Northern Powerlessness

Paul Salveson on Tory vanity projects

One of George Osborne’s more interesting policy interventions was ‘The Northern Powerhouse’. For a while it seemed it might have some traction, through an unlikely alliance between a Tory chancellor and a Labour city leader, Manchester’s Richard Leese (with the powerful figure of chief executive Howard Bernstein behind him). After Osborne’s departure from government, the Northern Powerhouse ran out of steam. A relatively unknown junior minister was appointed to take responsibility for the project, but it lacks traction.

However, in between editing the London Evening Standard, Osborne found time to set up a new body, the Northern Powerhouse Partnership, to try to breathe life back into his baby. This is a collection of the great and the good of Northern business, with about as little accountability as the North Korean government. It has its own agenda, which tends to be narrow and exclusive. It achieved temporary fame, or notoriety, for organising a conference which managed to have a speaker’s panel that was almost entirely male (and needless to say white and middle class).

The board of the Northern Powerhouse Partnership represents corporate power which is mostly in, but not of, the North. In all honesty, major businesses which are truly Northern-based these days are hard to find. Yet there’s no representation of the North’s flourishing SME sector, let alone its vibrant voluntary sector. Local government is in there as the junior partner, with the inevitable Richard Leese as a member.

Rail has been a key area of interest to the Powerhouse Partnership. But no, not sorting out the mess that our local and regional services plunged into last year, nor rebuilding the North’s rail manufacturing base. The priority is on vanity projects – and HS2 is the mother of all vanity projects. Chugging along behind, routed on the slow line, is ‘HS3’ sometimes referred to as ‘Northern Powerhouse Rail’.

The idea is to link up the northern cities on an east-west axis, from the Humber (and York) across to Leeds, Manchester and Liverpool. This has a bit more to be said for it, though again it could be accused of being a political vanity project. The route seems designed to please all the political leaders along the route rather than achieve an alignment that could realistically happen. So the city of Bradford, for decades a railway backwater, will get HS3. But it will be at the expense of huge amounts of tunnelling which will make the project, in all likelihood unaffordable.

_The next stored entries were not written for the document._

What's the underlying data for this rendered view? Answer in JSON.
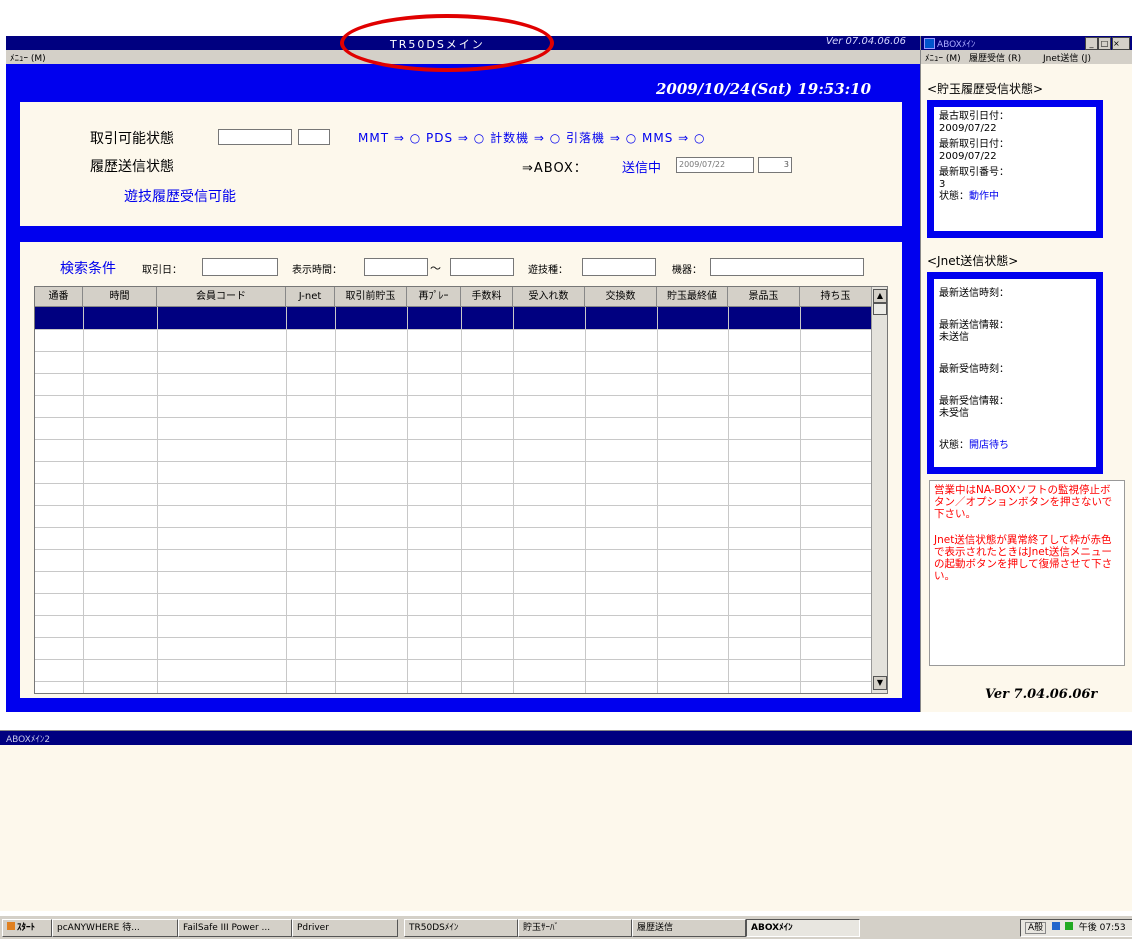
{
  "main_window": {
    "title": "TR50DSメイン",
    "version_label": "Ver 07.04.06.06",
    "menu_label": "ﾒﾆｭｰ (M)",
    "datetime": "2009/10/24(Sat) 19:53:10"
  },
  "status": {
    "trade_state_label": "取引可能状態",
    "history_state_label": "履歴送信状態",
    "device_chain": "MMT ⇒ ○ PDS ⇒ ○ 計数機 ⇒ ○ 引落機 ⇒ ○ MMS ⇒ ○",
    "abox_prefix": "⇒ABOX：",
    "abox_status": "送信中",
    "abox_date": "2009/07/22",
    "abox_count": "3",
    "remote_ready": "遊技履歴受信可能"
  },
  "search": {
    "title": "検索条件",
    "trade_date_label": "取引日：",
    "display_time_label": "表示時間：",
    "tilde": "～",
    "game_type_label": "遊技種：",
    "machine_label": "機器："
  },
  "table": {
    "columns": [
      "通番",
      "時間",
      "会員コード",
      "J-net",
      "取引前貯玉",
      "再ﾌﾟﾚｰ",
      "手数料",
      "受入れ数",
      "交換数",
      "貯玉最終値",
      "景品玉",
      "持ち玉"
    ]
  },
  "abox_window": {
    "title": "ABOXﾒｲﾝ",
    "menu": [
      "ﾒﾆｭｰ (M)",
      "履歴受信 (R)",
      "Jnet送信 (J)"
    ],
    "history_section": "<貯玉履歴受信状態>",
    "history_info": {
      "oldest_label": "最古取引日付：",
      "oldest_value": "2009/07/22",
      "newest_label": "最新取引日付：",
      "newest_value": "2009/07/22",
      "number_label": "最新取引番号：",
      "number_value": "3",
      "state_label": "状態：",
      "state_value": "動作中"
    },
    "jnet_section": "<Jnet送信状態>",
    "jnet_info": {
      "send_time_label": "最新送信時刻：",
      "send_info_label": "最新送信情報：",
      "send_info_value": "未送信",
      "recv_time_label": "最新受信時刻：",
      "recv_info_label": "最新受信情報：",
      "recv_info_value": "未受信",
      "state_label": "状態：",
      "state_value": "開店待ち"
    },
    "warning_1": "営業中はNA-BOXソフトの監視停止ボタン／オプションボタンを押さないで下さい。",
    "warning_2": "Jnet送信状態が異常終了して枠が赤色で表示されたときはJnet送信メニューの起動ボタンを押して復帰させて下さい。",
    "version": "Ver 7.04.06.06r"
  },
  "sub_window": {
    "title": "ABOXﾒｲﾝ2"
  },
  "taskbar": {
    "start": "ｽﾀｰﾄ",
    "tasks": [
      "pcANYWHERE 待...",
      "FailSafe III Power ...",
      "Pdriver",
      "TR50DSﾒｲﾝ",
      "貯玉ｻｰﾊﾞ",
      "履歴送信",
      "ABOXﾒｲﾝ"
    ],
    "tray_ime": "A般",
    "clock": "午後 07:53"
  },
  "colors": {
    "window_blue": "#0000ee",
    "title_navy": "#000080",
    "panel_cream": "#fdf8ec",
    "annotation_red": "#e00000"
  }
}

Meanwhile, the relatively new Woodhead Tunnel, offering a relatively easy route across the Pennines, lies disused apart from carrying some electric cables which could be re-routed. This isn’t an argument for continuing Bradford’s ‘siding’ status – the solution to Bradford’s rail problems is ‘Bradford Crossrail’ which would connect the two existing termini (Forster Square and Interchange) and open up huge opportunities to improve the West Yorkshire local rail network. But that isn’t anything like as sexy as having your own high-speed trainset.

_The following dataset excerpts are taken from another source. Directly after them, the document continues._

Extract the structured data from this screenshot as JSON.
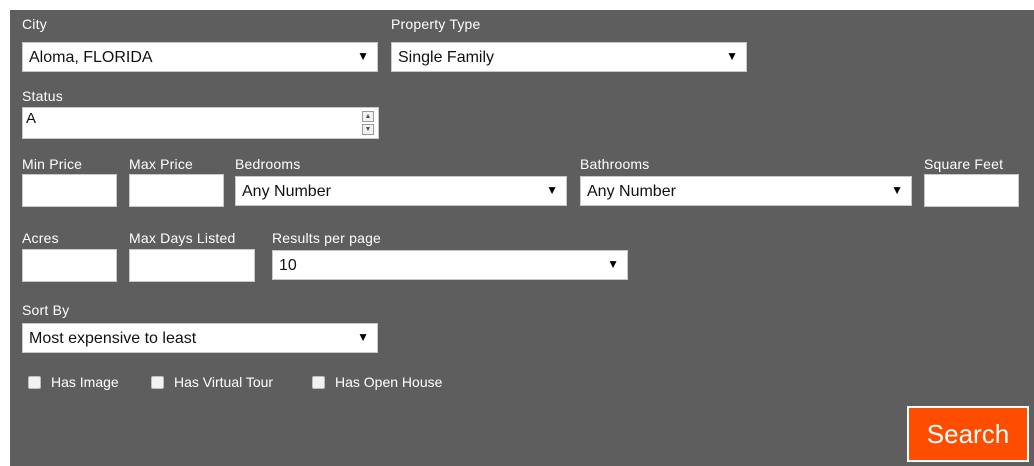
{
  "form": {
    "city": {
      "label": "City",
      "value": "Aloma, FLORIDA"
    },
    "property_type": {
      "label": "Property Type",
      "value": "Single Family"
    },
    "status": {
      "label": "Status",
      "value": "A"
    },
    "min_price": {
      "label": "Min Price",
      "value": ""
    },
    "max_price": {
      "label": "Max Price",
      "value": ""
    },
    "bedrooms": {
      "label": "Bedrooms",
      "value": "Any Number"
    },
    "bathrooms": {
      "label": "Bathrooms",
      "value": "Any Number"
    },
    "square_feet": {
      "label": "Square Feet",
      "value": ""
    },
    "acres": {
      "label": "Acres",
      "value": ""
    },
    "max_days_listed": {
      "label": "Max Days Listed",
      "value": ""
    },
    "results_per_page": {
      "label": "Results per page",
      "value": "10"
    },
    "sort_by": {
      "label": "Sort By",
      "value": "Most expensive to least"
    },
    "checkboxes": [
      {
        "label": "Has Image",
        "checked": false
      },
      {
        "label": "Has Virtual Tour",
        "checked": false
      },
      {
        "label": "Has Open House",
        "checked": false
      }
    ],
    "search_label": "Search"
  },
  "icons": {
    "select_arrow": "dropdown-arrow-icon",
    "spinner": "spinner-arrows-icon"
  },
  "colors": {
    "panel_bg": "#5e5e5e",
    "accent": "#ff4d00",
    "text": "#ffffff"
  }
}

Meanwhile, the Powerhouse Partnership continues to lobby, in the face of growing evidence to the contrary, for the regeneration benefits of HS2 (see the recent New Economics Foundation report for Friends of the Earth). Recently, NPP’s director, Henri Murison, issued a statement saying that unless the Tories back HS2 they will lose several Northern seats. This is laughable. Most people in the North when asked will tell you that HS2 is something we can well do without and the priority should be the local rail network, at least as far as transport investment goes. The impact of HS2 on the North could actually be negative, with wealth sucked out of the region in a southerly direction. There may be some localised regeneration benefits around the termini at Manchester, Birmingham and Leeds, but nowhere else. In a further example of insanity, the proposed Birmingham terminus at Curzon Street will be situated a mile from where most trains actually call, at New Street. So much for connectivity.

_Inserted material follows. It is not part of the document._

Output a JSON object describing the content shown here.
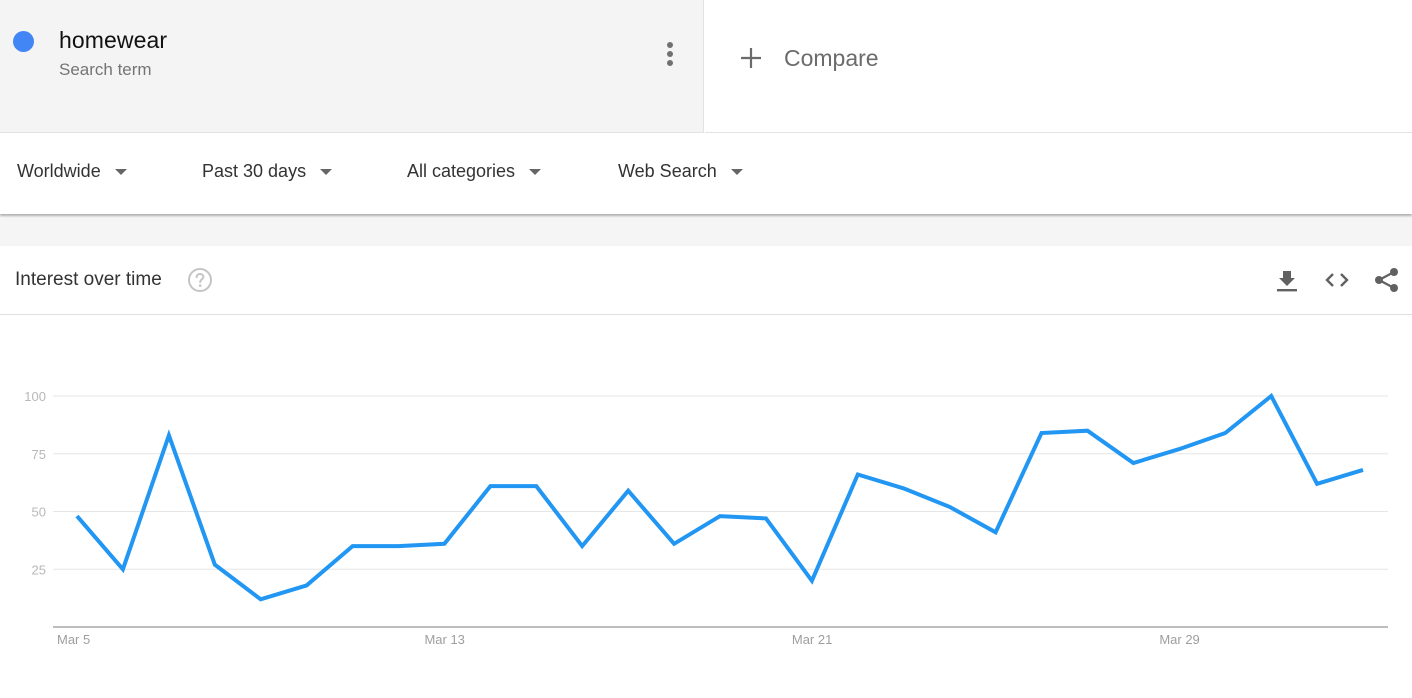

So whether the Tories will or won’t pull the plug on HS2 remains to be seen, but if they did, I can’t see it costing them any votes. The fact they may well do it for the wrong reasons is neither here nor there. A more interesting question is Labour’s attitude to HS2 and to the wider issue of Northern regeneration. Labour should have a clear policy to abandon HS2 and redirect the investment into a national programme of investment which benefits cities but also towns which have suffered economic decline. We shouldn’t keep on fuelling the London boom by adding to existing north-south transport capacity. The NEF report makes the case for re-balancing the UK by improving existing routes, re-opening some that were cut by Beeching, combined with new trains and electrification.

As for the Northern Powerhouse, if it is to have any credibility it needs to be democratised and reflect and support the creative energies that are developing in the North but find no place amongst the suits that make up the so-called ‘Partnership’.